California gay marriage ban nears US Supreme Court
Backers of California's same-sex marriage ban say they will appeal to US Supreme Court, opening up the chance of a binding ruling on the issue.
The move comes after a US federal appeal court declined to reconsider its earlier decision striking down the ban.
Gay marriage supporters also welcomed the news.
Last week, another appeal court declared unconstitutional part of a federal law that bans recognition of same-sex marriage.
The timing of both cases means it is possible they will be heard together at the Supreme Court, although new cases are not likely to be heard until October.
Andrew Pugno, a lawyer for the ban's sponsors, said they would "promptly file our appeal to the nation's highest court".
"Our case has entered the final chapter," said Chad Griffin, president of American Foundation for Equal Rights, which is funding the effort to overturn the ban.
Same-sex marriages were briefly legal in California before a statewide referendum in 2008, known as Proposition 8.

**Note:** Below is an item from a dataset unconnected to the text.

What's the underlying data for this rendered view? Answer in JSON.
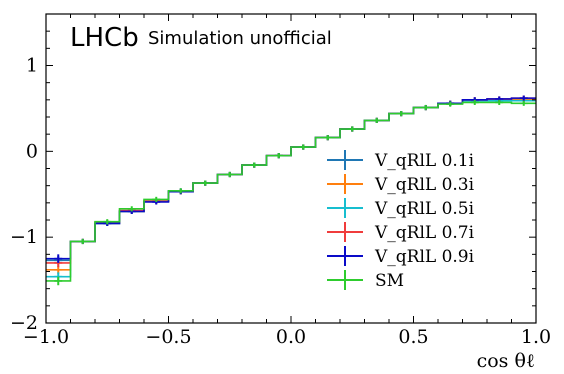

The US 9th Circuit Court of Appeals ruled in February that California's "Prop 8" ban discriminated against gays and lesbians by removing an existing right, but limited its decision to California.
Backers had appealed to have their case heard in a wider panel in the appeals court, but were denied.
Same-sex marriage is legal in eight states and the District of Columbia, but has been expressly banned in many other states.